My shoulder muscles tense as my arms force above my head. My back arches and locks as my whole body slowly spasms. Everything goes silent and dark for a few moments.
Just as soon as it came, it leaves, my body goes limp and I lay there feeling lazy.

This was a good yawn.

Tuesday, December 13, 2005

end of a saga.. beginning of a new

the demo tape is finished! what a fucking effort and a half.

now we're recording an EP in a studio this week.

I'm considering just hanging myself now.

Monday, December 05, 2005

Life on the road

Yesterday morning I recieved a phone call from one of my best mates Felipe asking me if I remembered that I told him I was going to drive to Albany with him that day.

Obviously he doesn't know me that well if he thought I would remember something like that.

I had to cut jamming short because you can't really afford to miss an offer like that. The deal is that we drive down, he pays for fuel, we stay in a hotel which he pays for and we drive back the next day - which he pays for.

So I bought my pillow and my video camera and we set off to find what destiny awaited us.

We drove the wrong way out of town - which was to be expected - so we actually ended up leaving an hour later than we planned.

On the road, girt by fields of yellow medows under a canopy of blue sky I started feeling an almost forgotten feeling of peace. It's about a five hour drive to Albany down the Albany Highway so you have good time to talk and ponder.

It was almost magical. I was Che Guevara and Felipe was my sidekick the talking donkey.
We both got a lot of things off our chest that day. It's amazing how such small things can cause stress in your life, and how these stresses can become almost a companion.

Worries.

Worries about unemployment.

Worries about lack of money.

Worries about time going by.

We bought magazines, and in one of them there is a competition. The competition was this:
Create a Joke starting with -

3 Romans walk into a tavern, insert punch line here.

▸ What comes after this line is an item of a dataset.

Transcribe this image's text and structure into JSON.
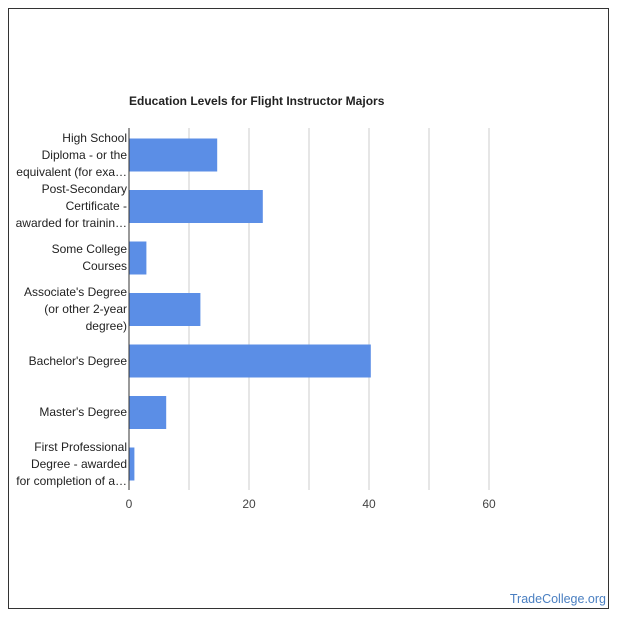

It took us one hour, but we came up with one.

3 Romans walk into a tavern, and on the floor they see their great Ceaser wrestling with a lettuce leaf. It takes all three of them to part the Ceaser with the piece of vegetable and to calm his nerves when one of the Romans finally says
"Oh great Ceaser, why is it we come in here to find you quarraling with this lettuce?"
The Ceaser replies
"I'm trying-ta Sieze-A-Salad"

*insert drum roll and crash here*





Yeh, comedy gold. See Sieze-A-Salad sounds like Ceaser Salad. Get it?

Get it?


What? Think you could come up with better?

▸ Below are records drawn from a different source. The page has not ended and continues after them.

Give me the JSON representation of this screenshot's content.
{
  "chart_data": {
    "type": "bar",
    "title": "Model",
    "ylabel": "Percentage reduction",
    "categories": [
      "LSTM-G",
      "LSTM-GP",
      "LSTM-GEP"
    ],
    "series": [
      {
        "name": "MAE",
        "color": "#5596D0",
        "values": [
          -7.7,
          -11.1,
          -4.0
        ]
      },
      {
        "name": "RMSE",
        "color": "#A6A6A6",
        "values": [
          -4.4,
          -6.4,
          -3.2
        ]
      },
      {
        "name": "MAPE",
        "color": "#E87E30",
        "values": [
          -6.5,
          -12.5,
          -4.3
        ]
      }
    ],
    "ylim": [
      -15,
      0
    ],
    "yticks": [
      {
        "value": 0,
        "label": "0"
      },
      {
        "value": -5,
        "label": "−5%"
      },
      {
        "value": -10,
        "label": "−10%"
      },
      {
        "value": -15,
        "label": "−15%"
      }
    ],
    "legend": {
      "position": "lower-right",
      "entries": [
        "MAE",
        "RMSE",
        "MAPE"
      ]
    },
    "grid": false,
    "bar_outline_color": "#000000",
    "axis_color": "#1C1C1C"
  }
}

We ended up staying in a motel that costed only $50 for the both of us for the night, which had no soap of any kind but had two toilet roll dispensers in the toilet. The beds were so uncomfortable that I only got about an hour worth of sleep.

The drive back the next day was extremely peaceful. We decided to take the long scenic route back.

Coming back, as strange as it sounds I honestly feel like I have been gone for over a week. I half expected my letter box and email be full of week old mail. Thats got to mean something.

From the car trip I feel I am one step closer to realising something that will make me a lot happier.


I think everyone does what makes them feel worthwhile. I create music because it makes me feel like I'm important to the world. There are enough money hungry social stature climbers in the world who want to work rediculous hours for whatever reasons they might have. Maybe they like the suit, maybe they like the feeling of being "above" other people, I don't know. I think one more would make it too crowded.

I don't live in a time of depression, I'm extremely fortunate to be able to pursue what I really want to do without the fear of starvation or homelessness. Even more fortunate to have a girlfriend who loves big fat meaty side-burns.

I just hope my girlfriend and my moustache can learn to live in peace. I think they could really hit it off if they just give it a chance.

I'll keep my fingers crossed, but I won't hold my breath.